More than one in three dog owners may have been duped into buying a puppy-farmed dog, many of which end up needing thousands of pounds of veterinary and behavioural treatment, according to new Kennel Club research.
It is thought that the internet and demand for trendy designer crossbreeds is fuelling the trade.
Nearly half of buyers did not see their puppy in its breeding environment, with puppy farmers commonly selling their puppies over the internet.
The research also found that 14% bought in pet shops, 10% picked their dog up from a motorway service station or other neutral location, and 2% received a ‘mail order pup’ delivered straight to their door.

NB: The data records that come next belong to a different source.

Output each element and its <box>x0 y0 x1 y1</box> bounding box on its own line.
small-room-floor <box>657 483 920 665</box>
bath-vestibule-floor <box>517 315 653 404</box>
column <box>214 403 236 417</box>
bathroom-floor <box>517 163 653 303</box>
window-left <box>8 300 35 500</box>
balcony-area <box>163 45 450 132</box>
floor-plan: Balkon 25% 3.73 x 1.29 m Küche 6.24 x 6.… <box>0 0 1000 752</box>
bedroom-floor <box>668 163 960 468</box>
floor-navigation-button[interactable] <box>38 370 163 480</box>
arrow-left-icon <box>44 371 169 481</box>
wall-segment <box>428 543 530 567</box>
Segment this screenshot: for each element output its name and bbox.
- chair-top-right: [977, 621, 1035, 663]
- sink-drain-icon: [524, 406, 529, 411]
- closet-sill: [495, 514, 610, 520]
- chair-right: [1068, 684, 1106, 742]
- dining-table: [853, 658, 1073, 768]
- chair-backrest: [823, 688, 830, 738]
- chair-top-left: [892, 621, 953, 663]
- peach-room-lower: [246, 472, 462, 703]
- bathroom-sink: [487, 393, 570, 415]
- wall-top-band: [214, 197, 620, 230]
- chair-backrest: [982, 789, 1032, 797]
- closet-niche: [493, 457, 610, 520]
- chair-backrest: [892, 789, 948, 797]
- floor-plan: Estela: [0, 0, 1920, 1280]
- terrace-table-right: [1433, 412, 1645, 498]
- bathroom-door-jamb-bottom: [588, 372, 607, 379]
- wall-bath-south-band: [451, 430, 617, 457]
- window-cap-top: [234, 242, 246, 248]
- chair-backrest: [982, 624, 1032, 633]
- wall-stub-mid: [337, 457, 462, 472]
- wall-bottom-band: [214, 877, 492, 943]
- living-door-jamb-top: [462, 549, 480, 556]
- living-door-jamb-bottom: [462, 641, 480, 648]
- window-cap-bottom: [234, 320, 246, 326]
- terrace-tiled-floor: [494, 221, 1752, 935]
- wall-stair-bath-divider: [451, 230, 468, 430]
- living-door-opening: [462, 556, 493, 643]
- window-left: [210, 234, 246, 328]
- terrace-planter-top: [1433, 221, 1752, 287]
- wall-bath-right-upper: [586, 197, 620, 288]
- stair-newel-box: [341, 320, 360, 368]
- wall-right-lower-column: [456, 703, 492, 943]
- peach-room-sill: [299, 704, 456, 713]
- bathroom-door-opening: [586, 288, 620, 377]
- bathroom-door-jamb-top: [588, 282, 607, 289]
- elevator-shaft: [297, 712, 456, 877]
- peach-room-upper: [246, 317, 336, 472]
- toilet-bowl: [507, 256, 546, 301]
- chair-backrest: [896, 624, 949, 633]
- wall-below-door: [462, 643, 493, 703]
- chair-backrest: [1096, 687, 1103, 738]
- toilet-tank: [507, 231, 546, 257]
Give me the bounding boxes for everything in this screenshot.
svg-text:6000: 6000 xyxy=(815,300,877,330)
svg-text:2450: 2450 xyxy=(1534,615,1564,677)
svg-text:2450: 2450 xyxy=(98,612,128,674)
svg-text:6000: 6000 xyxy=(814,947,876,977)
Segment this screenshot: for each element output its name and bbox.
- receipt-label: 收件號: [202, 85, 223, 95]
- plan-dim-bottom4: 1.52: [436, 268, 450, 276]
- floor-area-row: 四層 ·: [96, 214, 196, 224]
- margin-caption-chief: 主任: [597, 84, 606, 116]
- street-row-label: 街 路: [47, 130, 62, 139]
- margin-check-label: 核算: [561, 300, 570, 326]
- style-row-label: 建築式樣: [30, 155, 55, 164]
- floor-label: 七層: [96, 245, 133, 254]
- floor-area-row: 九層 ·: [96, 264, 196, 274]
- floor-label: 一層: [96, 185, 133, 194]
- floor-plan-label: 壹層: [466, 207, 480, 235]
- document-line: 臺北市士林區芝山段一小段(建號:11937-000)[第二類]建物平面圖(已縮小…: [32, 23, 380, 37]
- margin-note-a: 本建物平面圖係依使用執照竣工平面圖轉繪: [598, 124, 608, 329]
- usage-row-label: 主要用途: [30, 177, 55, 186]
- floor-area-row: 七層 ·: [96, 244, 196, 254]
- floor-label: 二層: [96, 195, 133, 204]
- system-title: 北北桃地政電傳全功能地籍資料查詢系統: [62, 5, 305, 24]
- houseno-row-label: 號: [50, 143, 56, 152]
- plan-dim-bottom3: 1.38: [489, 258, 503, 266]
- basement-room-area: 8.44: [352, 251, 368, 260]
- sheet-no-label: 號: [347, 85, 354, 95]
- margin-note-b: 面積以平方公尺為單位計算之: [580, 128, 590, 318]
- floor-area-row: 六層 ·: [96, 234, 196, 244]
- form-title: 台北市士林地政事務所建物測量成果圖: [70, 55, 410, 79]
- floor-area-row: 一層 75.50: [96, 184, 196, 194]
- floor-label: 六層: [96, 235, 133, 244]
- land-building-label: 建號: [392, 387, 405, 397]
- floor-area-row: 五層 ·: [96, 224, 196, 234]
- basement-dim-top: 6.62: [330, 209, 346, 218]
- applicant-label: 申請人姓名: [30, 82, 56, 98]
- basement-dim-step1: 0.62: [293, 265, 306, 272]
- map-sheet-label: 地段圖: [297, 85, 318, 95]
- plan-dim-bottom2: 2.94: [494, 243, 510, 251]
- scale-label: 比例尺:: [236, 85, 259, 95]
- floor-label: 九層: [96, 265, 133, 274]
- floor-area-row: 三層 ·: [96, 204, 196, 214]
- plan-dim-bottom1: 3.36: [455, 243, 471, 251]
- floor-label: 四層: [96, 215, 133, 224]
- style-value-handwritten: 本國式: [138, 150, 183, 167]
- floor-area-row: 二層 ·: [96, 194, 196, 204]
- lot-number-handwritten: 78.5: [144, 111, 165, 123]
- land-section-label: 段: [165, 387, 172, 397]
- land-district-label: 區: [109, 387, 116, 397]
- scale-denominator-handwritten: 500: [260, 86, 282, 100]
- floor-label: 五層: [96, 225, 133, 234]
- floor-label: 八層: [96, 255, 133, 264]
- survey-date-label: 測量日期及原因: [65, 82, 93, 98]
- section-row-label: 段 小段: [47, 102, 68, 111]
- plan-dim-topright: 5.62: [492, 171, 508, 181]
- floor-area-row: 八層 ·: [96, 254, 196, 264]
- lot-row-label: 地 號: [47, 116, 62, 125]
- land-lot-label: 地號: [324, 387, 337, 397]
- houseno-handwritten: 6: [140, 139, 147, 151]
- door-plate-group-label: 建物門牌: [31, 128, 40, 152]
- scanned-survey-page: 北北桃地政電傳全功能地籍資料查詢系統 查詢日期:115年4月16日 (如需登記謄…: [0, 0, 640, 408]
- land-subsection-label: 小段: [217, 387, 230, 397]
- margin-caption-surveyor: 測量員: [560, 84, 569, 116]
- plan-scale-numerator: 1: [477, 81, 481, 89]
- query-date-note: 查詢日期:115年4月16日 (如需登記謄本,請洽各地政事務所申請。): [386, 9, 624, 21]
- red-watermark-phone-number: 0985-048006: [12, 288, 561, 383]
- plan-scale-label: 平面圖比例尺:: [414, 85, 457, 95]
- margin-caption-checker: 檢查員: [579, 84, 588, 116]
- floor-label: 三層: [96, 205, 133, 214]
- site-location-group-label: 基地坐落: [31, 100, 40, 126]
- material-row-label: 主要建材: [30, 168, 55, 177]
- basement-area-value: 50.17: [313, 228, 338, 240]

More than half of puppy buyers did not receive a contract of sale or see relevant health test certificates for the puppy’s parents, which indicate how healthy the pup is likely to be.
Marc Abraham, Kennel Club veterinary advisor and narrator of the STOP Puppy Farming film, said: “There is now an alarming trend, which is seeing breeders view dogs just as commodities without any regard for their rights as living creatures.
“People wouldn’t buy from a car from a dodgy dealer, offering no MoT or service documents, but sadly people don’t ask for the similar assurances from a dog breeder. These pups will then most likely suffer terrible health and behavioural problems further down the line.”
The Kennel Club is campaigning for tougher legislation to clamp down on puppy farmers, which would see all breeders having to follow standards similar to those followed by members of the Kennel Club Assured Breeder Scheme. In the meantime it is urging puppy buyers to buy only from one of around 8,000 Kennel Club Assured Breeders across the UK.
Caroline Kisko, Kennel Club Secretary, said: “All too often, people walk blindly into buying a puppy without being aware of all the information available to them. Those people who buy pedigree dogs tend to use the information that the Kennel Club provides, such as that available via the Kennel Club’s Puppy Buying Guide app, which includes checking if their breeder is following responsible steps such as health testing.
“Because the industry lacks virtually any regulation, we urge people to go to a Kennel Club Assured Breeder since they follow all of the steps that we expect of the most reputable breeders and agree to have their premises checked by a Kennel Club inspector.
“Outside of this, all we can rely on is the local authority licensing system for those that breed large numbers of litters, and the Kennel Club will not register the pups of breeders without this licence. However, the licensing system is not 100% effective, which is why people should always report a suspected puppy farmer.”